As a childless passenger, literally without baggage, I could stride breezily, haughtily even, past the disaster zones and envision the anxious but happy family embarking on their trip. Clambering into their seats, the kids climbing around, peering over seat backs at the scalps of the passengers to the front; making googly eyes at the ones behind them. Mom, efficiently arranging toys and snacks in the order they’d likely be needed. Dad settling in for some catch-up reading.

And then – poor souls – the seat belt light would go on, followed by the captain’s announcement for take-off, and the cue for every last kid to commence screaming. Hell will have broken loose and both the parents and nearby passengers would then begin to wonder how anyone ever decided air travel with small children was a good idea.

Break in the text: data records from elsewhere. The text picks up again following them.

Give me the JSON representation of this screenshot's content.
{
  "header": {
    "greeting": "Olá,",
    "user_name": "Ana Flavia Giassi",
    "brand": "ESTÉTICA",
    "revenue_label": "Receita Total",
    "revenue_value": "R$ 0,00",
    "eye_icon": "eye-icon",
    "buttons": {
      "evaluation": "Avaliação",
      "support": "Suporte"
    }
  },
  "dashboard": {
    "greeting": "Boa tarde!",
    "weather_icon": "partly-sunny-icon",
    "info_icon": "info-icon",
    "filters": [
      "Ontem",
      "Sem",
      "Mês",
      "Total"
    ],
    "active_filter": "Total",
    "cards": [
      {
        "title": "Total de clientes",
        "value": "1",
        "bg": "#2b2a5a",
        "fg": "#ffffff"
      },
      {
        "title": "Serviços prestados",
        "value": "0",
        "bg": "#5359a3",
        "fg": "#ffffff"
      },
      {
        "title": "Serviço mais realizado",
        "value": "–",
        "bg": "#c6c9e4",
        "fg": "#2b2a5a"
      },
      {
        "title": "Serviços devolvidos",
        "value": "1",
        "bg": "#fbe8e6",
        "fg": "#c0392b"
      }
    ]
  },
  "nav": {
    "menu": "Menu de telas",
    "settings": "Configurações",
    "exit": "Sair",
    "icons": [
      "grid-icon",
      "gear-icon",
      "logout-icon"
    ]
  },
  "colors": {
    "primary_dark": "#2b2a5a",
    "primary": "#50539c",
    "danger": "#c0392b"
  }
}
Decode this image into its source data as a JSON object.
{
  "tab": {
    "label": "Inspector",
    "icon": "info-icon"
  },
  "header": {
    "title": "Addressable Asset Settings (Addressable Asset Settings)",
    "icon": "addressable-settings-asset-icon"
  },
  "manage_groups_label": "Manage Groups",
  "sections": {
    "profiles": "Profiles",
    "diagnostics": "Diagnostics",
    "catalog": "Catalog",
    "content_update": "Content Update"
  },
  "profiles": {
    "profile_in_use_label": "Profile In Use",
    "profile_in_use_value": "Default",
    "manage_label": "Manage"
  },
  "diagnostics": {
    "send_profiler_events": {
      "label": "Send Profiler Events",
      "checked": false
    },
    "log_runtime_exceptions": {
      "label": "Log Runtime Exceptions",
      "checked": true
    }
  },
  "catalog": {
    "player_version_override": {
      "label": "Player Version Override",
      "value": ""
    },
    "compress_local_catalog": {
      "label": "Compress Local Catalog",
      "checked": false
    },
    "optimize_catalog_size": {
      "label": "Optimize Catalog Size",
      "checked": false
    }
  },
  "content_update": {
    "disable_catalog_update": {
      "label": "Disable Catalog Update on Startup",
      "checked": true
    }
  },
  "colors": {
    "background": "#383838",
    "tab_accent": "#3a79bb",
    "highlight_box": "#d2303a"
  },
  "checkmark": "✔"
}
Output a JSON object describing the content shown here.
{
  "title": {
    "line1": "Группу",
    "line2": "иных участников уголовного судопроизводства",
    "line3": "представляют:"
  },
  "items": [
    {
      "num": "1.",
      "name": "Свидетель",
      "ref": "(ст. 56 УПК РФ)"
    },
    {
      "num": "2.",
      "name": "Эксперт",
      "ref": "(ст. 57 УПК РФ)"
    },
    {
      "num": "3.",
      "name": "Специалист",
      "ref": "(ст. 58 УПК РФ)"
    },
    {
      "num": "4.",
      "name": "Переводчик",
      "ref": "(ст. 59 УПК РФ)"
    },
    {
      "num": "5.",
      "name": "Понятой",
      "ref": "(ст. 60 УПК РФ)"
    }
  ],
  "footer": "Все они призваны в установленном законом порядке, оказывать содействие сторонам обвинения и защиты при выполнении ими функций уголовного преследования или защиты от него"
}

At five second intervals for the next eight hours and 45 minutes, they’d all ask themselves the same question. There’s just no good answer.

Finally, ‘DING’ and the captain’s voice would announce landing in 10 minutes. The plane will have settled into an erie silence. All the babies had gone to sleep. Of course.

That day as a newish mom, but truly seasoned traveler –  I had, after all, looked the flight attendant right in the eyes and asked to be moved to another seat – I no longer had to invoke my imagination to know what happened in seats D32-G3. Because I had starred in my own extended drama that began on take-off and ended minutes before we landed.

I worried then that it would get worse before it got better because soon my little guy would get angry AND be able to talk. Picturing future air travel, I was pretty sure the ‘the big smelly man’ in the next seat would not appreciate being told he’s big and smelly by someone who was himself small and often smelly.

As the mother of a toddler, “Snakes on a Plane” didn’t scare me. And, actually “Babies on a Plane” is not such a frightening idea, unless the loudest one is yours and that, was a harrowing ordeal. Now that I have teens, however, snakes and babies are looking pretty good.